Es ist ja nicht so, dass wir dieses Thema schon seit Ewigkeit anpacken können, sondern wir sind erst seit zwei Jahren hier im Landtag.

(Beifall bei der FDP - Zuruf der Abgeordneten Isabell Zacharias (SPD))

Mit der Ausweitung der Jugendsozialarbeit an Schulen, die wir in dieser Legislaturperiode vorangebracht haben, leisten wir aus sozialpolitischer Sicht einen wirkungsvollen Beitrag zur Verbesserung der Chancen für Schülerinnen und Schüler in belasteten Lebenssituationen. Auch dies ist ein Beitrag zur Integrationsförderung.

Integration leben - dazu gehört neben der frühkindlichen Bildung, neben der Ausbildung in den Schulen auch, einen angemessenen Arbeitsplatz zu finden. Arbeit ist einer der wichtigsten Faktoren für Teilhabe. Im Schuljahr 2007/2008 hatte an bayerischen Berufsschulen ein Anteil von 23,9 % der Jugendlichen mit Migrationshintergrund keinen Ausbildungsplatz. Bei deutschen Berufsschülern hingegen traf dies auf 6 % zu.

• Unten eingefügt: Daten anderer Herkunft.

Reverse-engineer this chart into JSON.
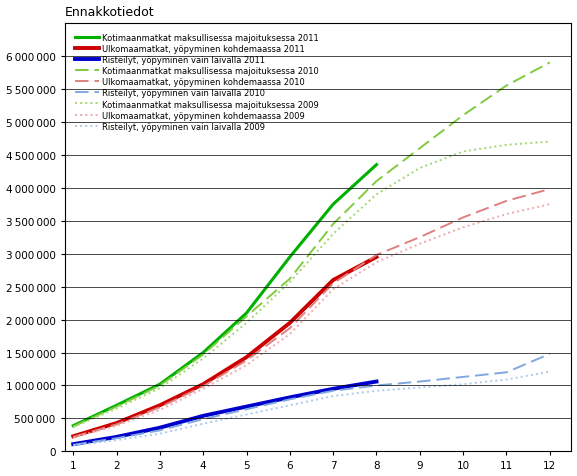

Aber auch hier gibt es Ansätze. Im Rahmen der Ausbildungsinitiative "Fit for Work" setzt die Staatsregierung mit Mitteln aus dem Europäischen Sozialfonds und des Arbeitsmarktfonds eine Reihe von Maßnahmen zur Schaffung zusätzlicher Ausbildungsstellen um. Mit dem Einsatz von Ausbildungsplatzakquisiteuren mit Migrationshintergrund, der Unterstützung durch die sogenannte überbetriebliche Lehrlingsunterweisung und der Ausreichung des Ausbildungsbonus durch die Bundesregierung werden die bayerischen Handwerksbetriebe in ihren Bemühungen um Auszubildende mit Migrationshintergrund weiter unterstützt.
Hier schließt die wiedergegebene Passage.